Nova fic:One Summer In Rosewood: Capítulo Um.


Como muitos pediram, uma fic de Pretty Little Liars. Então, para ler o primeiro capítulo, é só clicar em mais informações.

One summer in Rosewood- Capítulo Um.

-Mãe- Disse eu, atordoada com o barulho de tira- coisa-bota-coisa- É uma viagem, não precisamos da casa toda.
- Você não conhece o lugar, filha- Ela repreendeu- Tem muitos mistérios lá, e sou eu quem vou resolve-los. Podemos talvez, não passar só um verão.
- Eu tenho algo chamado vida social.
- Existem escolas lá. Existem garotas, existem garotos, existe vida.
- Você mesma disse, tudo ali está envolvido em uma grande bola de problemas e mistérios. Eu não quero me envolver.
- Mas eu quero que se envolva, e eu quero que seja feliz.

Mais uma vez, minha mãe, Mary Line, ganhou a discussão, como sempre.
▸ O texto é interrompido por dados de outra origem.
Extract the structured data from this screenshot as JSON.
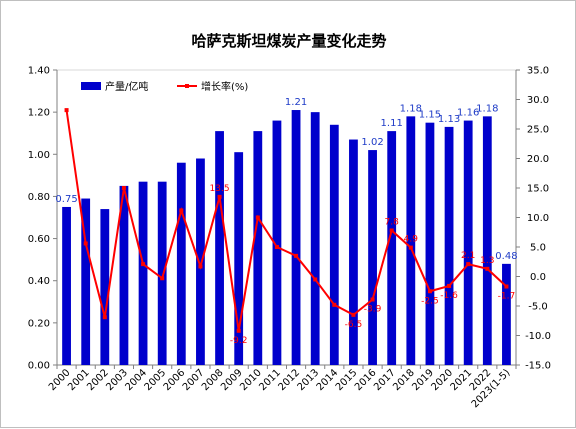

Ela não era apenas uma caçadora-de-mistérios formada, como era a melhor da cidade. Era tão boa que ninguém a conhecia, a não ser que procurasse nas páginas finais de qualquer livro ou site. Ela era desconhecida, e isso era bom para ela, isso a fazia ser a melhor. Se entrosar no meio de todos como quem não quer nada, e conseguir não levantar suspeitas. Eu queria que ela não fosse a melhor, pois sempre que algo não saí como o planejado, ela, e os outros, a culpam a até a morte. Ótimo, Rosewood seria só um problema que ela acharia que consegue resolver, mas não consegue. Ela só vai lá para desenrolar alguns fios desse rolo, mas criar o dobro deles.
 Eu, claro, fazia parte do plano. Tudo havia começado quando Alison DiLaurentis morreu, eu acho. E desde então, todas as adolescentes de lá sentem medo, ou alívio. Nada melhor do que uma adolescente para se juntar a um grupo e descobrir coisas, acontece que eu não sou tão boa em disfarces como minha mãe, e eu também não quero ser desonesta com as garotas. É difícil fazer amizades, e eu não quero quebrar algo que consigo construir. Aqui mesmo, é muito difícil ter amigos.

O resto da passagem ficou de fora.